Except this elephant is his dad’s campaign, and he doesn’t seem to realize he’s fucked up bigly. Maybe this is the way he’s always been. He fucks up, and dad pays someone off to clean up the mess.

I though George W. Bush (the dumber) had the stupidest administration in history, and I thought Richard Nixon had the most corrupt. They don’t hold a candle to the mess we have running this country now.

Look at it this way: It took Bush and Nixon years to reach the pinnacle of their corruption and incompetence.

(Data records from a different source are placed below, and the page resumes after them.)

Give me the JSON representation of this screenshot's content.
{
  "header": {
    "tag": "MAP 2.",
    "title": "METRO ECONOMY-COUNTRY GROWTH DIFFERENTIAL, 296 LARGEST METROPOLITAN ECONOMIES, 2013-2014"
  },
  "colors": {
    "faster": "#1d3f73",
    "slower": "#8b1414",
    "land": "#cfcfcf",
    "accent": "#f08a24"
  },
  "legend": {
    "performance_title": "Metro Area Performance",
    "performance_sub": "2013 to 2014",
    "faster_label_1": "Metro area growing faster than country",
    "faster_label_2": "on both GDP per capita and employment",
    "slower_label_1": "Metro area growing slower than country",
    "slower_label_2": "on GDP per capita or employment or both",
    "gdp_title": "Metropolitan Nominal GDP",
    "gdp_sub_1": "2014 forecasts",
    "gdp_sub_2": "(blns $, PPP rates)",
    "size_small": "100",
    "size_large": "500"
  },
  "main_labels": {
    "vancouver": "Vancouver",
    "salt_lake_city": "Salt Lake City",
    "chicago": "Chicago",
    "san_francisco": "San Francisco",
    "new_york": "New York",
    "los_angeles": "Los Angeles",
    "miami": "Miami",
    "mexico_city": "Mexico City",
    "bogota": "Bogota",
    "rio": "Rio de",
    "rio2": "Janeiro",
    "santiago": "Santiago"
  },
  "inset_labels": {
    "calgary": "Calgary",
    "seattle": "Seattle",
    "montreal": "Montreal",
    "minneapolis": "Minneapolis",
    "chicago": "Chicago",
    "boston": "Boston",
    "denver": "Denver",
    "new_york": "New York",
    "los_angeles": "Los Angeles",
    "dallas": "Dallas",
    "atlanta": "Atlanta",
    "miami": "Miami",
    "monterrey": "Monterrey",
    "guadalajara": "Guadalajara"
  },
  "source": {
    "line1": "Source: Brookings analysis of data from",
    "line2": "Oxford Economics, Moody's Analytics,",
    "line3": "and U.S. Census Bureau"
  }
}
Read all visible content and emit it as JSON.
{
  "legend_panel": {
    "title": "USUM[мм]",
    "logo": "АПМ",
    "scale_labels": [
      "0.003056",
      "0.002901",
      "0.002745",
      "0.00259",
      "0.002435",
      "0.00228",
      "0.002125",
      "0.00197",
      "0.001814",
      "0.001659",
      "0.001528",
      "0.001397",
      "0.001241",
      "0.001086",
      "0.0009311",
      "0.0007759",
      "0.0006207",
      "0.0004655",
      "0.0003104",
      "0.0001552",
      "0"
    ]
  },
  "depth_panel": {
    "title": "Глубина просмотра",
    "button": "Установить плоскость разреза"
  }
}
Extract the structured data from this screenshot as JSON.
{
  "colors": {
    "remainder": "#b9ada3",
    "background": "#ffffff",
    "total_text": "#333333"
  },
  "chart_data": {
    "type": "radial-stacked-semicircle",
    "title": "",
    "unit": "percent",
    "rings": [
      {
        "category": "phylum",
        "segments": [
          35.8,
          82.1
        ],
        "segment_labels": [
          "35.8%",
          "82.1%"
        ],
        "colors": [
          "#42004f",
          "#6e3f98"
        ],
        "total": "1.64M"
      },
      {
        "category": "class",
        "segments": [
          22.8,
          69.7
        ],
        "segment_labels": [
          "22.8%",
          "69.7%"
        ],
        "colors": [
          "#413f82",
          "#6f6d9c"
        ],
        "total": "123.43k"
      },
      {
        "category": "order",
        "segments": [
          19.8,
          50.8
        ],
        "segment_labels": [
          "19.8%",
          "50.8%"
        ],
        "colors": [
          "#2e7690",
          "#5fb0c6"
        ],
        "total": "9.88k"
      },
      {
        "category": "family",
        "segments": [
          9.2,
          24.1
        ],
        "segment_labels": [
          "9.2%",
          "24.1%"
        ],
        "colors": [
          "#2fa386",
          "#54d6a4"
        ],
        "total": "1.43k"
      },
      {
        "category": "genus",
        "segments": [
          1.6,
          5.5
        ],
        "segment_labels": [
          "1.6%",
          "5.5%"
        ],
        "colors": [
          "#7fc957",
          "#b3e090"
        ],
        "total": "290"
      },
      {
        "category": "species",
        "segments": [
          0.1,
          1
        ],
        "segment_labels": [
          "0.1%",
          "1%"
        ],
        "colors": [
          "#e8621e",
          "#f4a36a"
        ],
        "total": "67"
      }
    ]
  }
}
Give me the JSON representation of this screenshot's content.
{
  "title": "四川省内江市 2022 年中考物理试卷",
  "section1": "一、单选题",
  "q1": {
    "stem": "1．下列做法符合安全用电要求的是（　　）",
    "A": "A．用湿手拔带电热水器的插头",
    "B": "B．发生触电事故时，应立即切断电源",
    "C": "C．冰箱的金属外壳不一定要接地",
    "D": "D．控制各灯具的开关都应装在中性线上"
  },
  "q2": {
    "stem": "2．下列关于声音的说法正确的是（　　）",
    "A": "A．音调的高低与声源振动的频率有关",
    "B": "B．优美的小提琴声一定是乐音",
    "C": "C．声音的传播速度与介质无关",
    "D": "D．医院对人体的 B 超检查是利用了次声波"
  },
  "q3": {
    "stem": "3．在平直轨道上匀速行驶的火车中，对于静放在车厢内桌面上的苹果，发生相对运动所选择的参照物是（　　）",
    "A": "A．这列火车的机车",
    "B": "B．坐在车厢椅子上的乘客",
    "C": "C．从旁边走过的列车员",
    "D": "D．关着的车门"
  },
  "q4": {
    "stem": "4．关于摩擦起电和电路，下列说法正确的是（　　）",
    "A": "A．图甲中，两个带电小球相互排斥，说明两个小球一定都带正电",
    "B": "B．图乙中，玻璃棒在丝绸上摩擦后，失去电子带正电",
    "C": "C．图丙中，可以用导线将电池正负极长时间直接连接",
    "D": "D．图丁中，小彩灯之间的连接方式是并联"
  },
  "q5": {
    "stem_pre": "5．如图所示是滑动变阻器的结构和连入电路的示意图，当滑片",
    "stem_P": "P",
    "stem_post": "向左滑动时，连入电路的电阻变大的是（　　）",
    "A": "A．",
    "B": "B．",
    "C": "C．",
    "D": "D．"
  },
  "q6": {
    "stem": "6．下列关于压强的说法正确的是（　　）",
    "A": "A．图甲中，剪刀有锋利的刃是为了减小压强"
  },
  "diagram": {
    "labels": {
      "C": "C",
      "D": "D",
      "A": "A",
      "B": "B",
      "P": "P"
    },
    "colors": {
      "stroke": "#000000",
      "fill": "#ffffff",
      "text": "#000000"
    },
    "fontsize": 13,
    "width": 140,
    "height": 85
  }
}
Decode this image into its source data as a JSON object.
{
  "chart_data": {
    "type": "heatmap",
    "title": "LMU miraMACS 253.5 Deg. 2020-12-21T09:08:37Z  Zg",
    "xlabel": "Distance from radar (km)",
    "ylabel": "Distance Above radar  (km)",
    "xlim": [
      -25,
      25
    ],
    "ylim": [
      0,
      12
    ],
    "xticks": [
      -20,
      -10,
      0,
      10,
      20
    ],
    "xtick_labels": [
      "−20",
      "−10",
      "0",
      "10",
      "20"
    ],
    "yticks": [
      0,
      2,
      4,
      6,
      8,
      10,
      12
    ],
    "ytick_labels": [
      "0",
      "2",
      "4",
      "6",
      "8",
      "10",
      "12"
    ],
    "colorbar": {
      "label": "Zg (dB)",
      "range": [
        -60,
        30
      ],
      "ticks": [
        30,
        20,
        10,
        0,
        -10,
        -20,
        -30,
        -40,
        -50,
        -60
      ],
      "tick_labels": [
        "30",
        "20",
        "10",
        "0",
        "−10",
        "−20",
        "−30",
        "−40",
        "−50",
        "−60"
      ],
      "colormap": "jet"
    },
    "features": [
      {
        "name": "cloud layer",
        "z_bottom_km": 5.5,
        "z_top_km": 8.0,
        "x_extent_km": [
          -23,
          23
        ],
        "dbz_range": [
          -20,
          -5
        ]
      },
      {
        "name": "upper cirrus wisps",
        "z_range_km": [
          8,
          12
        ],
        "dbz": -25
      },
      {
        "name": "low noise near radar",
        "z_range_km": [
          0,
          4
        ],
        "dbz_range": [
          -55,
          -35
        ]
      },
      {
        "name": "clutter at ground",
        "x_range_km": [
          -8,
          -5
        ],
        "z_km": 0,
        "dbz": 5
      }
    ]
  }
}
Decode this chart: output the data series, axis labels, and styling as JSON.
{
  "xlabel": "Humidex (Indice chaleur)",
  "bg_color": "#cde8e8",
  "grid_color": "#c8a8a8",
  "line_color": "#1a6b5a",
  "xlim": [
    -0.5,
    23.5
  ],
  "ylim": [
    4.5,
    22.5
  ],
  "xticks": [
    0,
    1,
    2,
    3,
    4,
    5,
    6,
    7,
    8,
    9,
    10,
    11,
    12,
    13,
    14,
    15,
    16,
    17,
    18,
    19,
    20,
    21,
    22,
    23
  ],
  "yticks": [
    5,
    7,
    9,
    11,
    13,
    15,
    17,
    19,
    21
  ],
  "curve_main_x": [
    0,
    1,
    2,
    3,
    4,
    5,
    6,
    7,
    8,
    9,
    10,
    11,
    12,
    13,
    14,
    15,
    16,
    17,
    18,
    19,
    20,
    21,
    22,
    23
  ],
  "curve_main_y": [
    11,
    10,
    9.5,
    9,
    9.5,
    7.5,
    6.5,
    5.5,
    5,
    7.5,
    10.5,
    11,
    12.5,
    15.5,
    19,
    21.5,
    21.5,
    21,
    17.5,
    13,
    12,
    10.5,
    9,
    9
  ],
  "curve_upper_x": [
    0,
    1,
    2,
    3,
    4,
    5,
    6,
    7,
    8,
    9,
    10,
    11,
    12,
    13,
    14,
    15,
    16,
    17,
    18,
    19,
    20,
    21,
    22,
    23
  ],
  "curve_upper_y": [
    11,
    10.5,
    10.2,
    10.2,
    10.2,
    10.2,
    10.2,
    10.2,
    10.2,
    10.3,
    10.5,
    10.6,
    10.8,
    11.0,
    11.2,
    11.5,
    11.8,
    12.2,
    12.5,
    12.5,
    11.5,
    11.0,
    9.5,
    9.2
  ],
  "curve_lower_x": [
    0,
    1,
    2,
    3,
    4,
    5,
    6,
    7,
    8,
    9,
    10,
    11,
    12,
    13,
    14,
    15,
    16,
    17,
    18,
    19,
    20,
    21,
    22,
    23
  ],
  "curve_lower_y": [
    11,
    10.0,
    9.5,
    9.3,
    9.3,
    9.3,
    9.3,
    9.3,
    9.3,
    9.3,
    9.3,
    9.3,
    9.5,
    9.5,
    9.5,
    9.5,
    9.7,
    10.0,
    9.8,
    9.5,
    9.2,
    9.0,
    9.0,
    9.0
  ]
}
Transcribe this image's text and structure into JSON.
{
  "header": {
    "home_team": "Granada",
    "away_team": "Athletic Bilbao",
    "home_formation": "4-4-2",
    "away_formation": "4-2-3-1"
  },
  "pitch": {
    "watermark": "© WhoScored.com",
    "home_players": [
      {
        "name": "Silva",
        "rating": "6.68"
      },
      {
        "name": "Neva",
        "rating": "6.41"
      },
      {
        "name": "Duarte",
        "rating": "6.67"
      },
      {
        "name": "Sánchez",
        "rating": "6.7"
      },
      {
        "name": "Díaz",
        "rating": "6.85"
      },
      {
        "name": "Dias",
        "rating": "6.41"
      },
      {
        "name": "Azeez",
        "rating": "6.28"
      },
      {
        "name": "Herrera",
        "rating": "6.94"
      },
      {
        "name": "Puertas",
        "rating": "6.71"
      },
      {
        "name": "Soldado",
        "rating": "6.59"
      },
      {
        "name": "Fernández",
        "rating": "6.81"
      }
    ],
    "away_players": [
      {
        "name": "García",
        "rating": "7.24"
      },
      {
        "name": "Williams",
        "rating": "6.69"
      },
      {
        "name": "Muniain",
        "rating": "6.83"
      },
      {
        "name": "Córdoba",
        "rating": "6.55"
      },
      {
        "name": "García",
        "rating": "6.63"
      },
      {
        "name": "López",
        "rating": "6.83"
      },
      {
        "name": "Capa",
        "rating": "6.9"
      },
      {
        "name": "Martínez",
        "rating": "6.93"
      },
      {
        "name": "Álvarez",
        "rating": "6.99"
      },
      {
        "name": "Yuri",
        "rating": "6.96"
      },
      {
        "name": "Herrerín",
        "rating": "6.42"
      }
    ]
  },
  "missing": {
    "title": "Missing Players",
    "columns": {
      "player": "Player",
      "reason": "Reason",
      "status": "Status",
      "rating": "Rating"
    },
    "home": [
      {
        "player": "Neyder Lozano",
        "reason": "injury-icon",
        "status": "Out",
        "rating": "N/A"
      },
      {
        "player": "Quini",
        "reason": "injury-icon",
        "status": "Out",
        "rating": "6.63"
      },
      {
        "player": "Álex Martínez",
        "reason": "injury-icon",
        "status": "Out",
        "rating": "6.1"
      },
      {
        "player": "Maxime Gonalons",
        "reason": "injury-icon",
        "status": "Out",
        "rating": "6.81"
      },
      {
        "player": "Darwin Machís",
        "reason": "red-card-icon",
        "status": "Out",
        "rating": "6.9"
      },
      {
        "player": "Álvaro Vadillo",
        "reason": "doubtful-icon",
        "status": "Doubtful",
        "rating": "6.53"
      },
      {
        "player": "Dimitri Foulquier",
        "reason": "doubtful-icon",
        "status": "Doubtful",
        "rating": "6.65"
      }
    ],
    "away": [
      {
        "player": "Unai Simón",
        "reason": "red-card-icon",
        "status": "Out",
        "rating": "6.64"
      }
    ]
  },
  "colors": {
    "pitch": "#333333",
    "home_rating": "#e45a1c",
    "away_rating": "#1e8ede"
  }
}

Babyman has been in office for less than six months.

Meanwhile, the pump truppets are watching Junior Babyman on Hannity and fill their skull cavities with more bullshit.

Do the right thing

This should be common knowledge by now:

But when it’s presented this way, something clicked for me and I flashed on this:

The mango-hued babyman isn’t going to do the right thing. He’s busy lining his pockets with government cash by putting his business interests above the interests of the American people. His IKEA cabinet is doing everything it can to wreck American lives. And his loyal army of empty headed pump truppets are going to support their team while the team leaders do everything they can to turn back progress that has saved and protected those who need it the most.

People overseas don’t trust this administration to do the right thing. Everyone in this country should know by now that the disaster of November 2016 is not going to lead to the right thing being done.

We’ve got to fight the powers that be.

I can’t stress enough that this is not normal

Babyman tweeted this yesterday;

I repeat. Babyman tweeted this yesterday:

This is fucked up.

I used to say “If Hillary Clinton or Barack Obama did anything like this, people would be losing their shit.”

Now I’m saying “If George Bush (the Dumber) or Dick Cheney (the Dark Lord) did anything like this, people would be losing their shit.”

And one other thing.

This is a distraction. The Orange Julius Caesar and his traitorous gaggle of Republican senators and representatives in Washington are going to take your healthcare from you. TV people, whose attention span is almost as short as Babyman’s, are going to pontificate over this video for hours.

But right now, Kentucky’s Mitch McConnell, Wisconsin’s Paul Ryan and their villainous vermin co-conspirators are looking at the weak among us and saying, “Yes, we can kill them, because we have to give tax cuts to billionaires.”

Billionaires like Babyman and their complicit offspring.

Yes, this is not normal. And yes, your life depends on it.

The confederacy of doofuses

What are the pump trumpets up to today?

Benjamin Hornberger, a 23–year–old self–described “patriot” from Pennsylvania went to Gettysburg National Military Park on Saturday to stop anti–fascist protesters from desecrating Confederate graves. But things didn’t go exactly as planned for Mr. Hornberger.

Not only were there no menacing Antifa warriors to battle, but also Hornberger ended up shooting himself in the leg with his own gun. A park officer saved Hornberger’s life by quickly applying a tourniquet to his leg to stop the bleeding, according to media reports.

I can’t think of a better example of Darwinism in action, but give me an hour and I know another pump trumpets will seize the day.